Damarıma hiçbir leke akıtmadım ondan sonra,boğazlarım biraz yanmış olabilir ama asidi tatmadım.Hiç kimseyi unutmak için içmedim zamanı deldiğimde,ayık kafaylaydım yokluktayken.Hatırlamak için içtim ben ve gözlerimi doldurmayı bile başaramadım.
Ama itiraf edemesem de bazı şeyler gerçek.Boğazıma düğümlenen bir kaç söz ya da artık damlamayan yaşlarım kanıtları belki de bu gerçekliğinde boğulduğum sahteliğin.
Düşüncelerimi biraz toparlamam gerek.
Her ne kadar etkilenmiyorum desem de kendi kendime,içimin karanlık tarafında olan biri "inanmadıklarım"ın yalan olduğunu çok iyi biliyor ve ağır ağır sızdırıyor bu bunaltıyı hücremden hücreme.Kanser gibi yayıldığı zaman,tüm vücudumu sardığı zamanda teslim oluyorum kabullenemediğim gerçeğe.

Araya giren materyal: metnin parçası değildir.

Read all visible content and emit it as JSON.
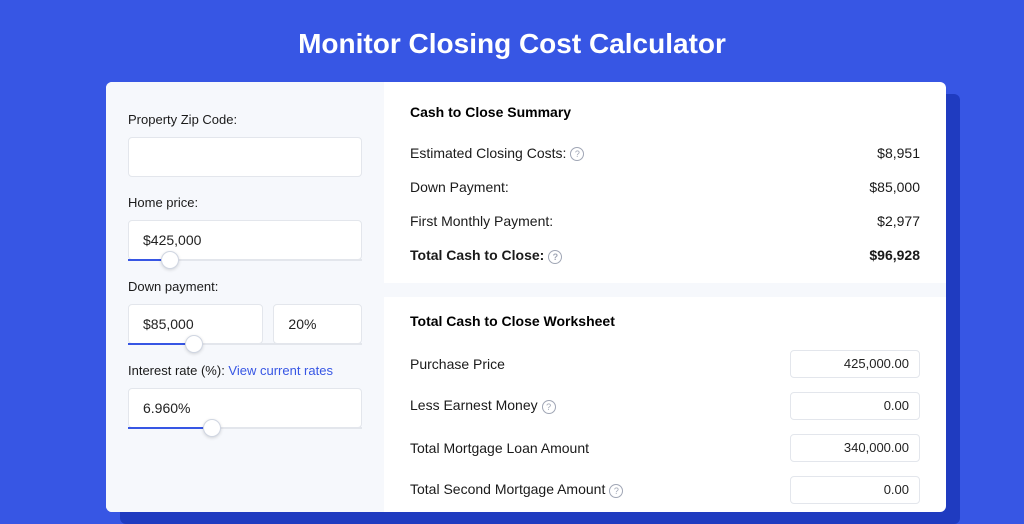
{
  "colors": {
    "page_bg": "#3756e4",
    "card_shadow": "#1f3bc0",
    "card_bg": "#ffffff",
    "left_bg": "#f6f8fc",
    "border": "#e3e6ec",
    "text": "#1a1a1a",
    "link": "#3756e4",
    "help_border": "#a0a6b5"
  },
  "header": {
    "title": "Monitor Closing Cost Calculator"
  },
  "left": {
    "zip": {
      "label": "Property Zip Code:",
      "value": ""
    },
    "home_price": {
      "label": "Home price:",
      "value": "$425,000",
      "slider_fill_pct": 18,
      "thumb_pct": 18
    },
    "down_payment": {
      "label": "Down payment:",
      "amount": "$85,000",
      "percent": "20%",
      "slider_fill_pct": 28,
      "thumb_pct": 28
    },
    "interest": {
      "label_prefix": "Interest rate (%): ",
      "link_text": "View current rates",
      "value": "6.960%",
      "slider_fill_pct": 36,
      "thumb_pct": 36
    }
  },
  "summary": {
    "title": "Cash to Close Summary",
    "rows": [
      {
        "label": "Estimated Closing Costs:",
        "help": true,
        "value": "$8,951"
      },
      {
        "label": "Down Payment:",
        "help": false,
        "value": "$85,000"
      },
      {
        "label": "First Monthly Payment:",
        "help": false,
        "value": "$2,977"
      }
    ],
    "total": {
      "label": "Total Cash to Close:",
      "help": true,
      "value": "$96,928"
    }
  },
  "worksheet": {
    "title": "Total Cash to Close Worksheet",
    "rows": [
      {
        "label": "Purchase Price",
        "help": false,
        "value": "425,000.00"
      },
      {
        "label": "Less Earnest Money",
        "help": true,
        "value": "0.00"
      },
      {
        "label": "Total Mortgage Loan Amount",
        "help": false,
        "value": "340,000.00"
      },
      {
        "label": "Total Second Mortgage Amount",
        "help": true,
        "value": "0.00"
      }
    ]
  }
}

Düşüncelerimi toparlamam gerek yoksa boş bakacağım.Gecede ay da yok, bense hep ona "iyi geceler" diyerek uykuya dalarım.Şimdi yalnız uyuyacağım sanırım,neyse ben bir şekilde çaresini bakarım yalnızlığımı kapatmak için kullanacağım suni araçların.
Düşüncelerim bulanıyor,toparlamam gerek.
İyi geceler..

1 Ağustos 2011 Pazartesi

Ölünceye kadar yaşayamamışsam eğer sonrasında pek de zorluk çekmeyeceğim demek.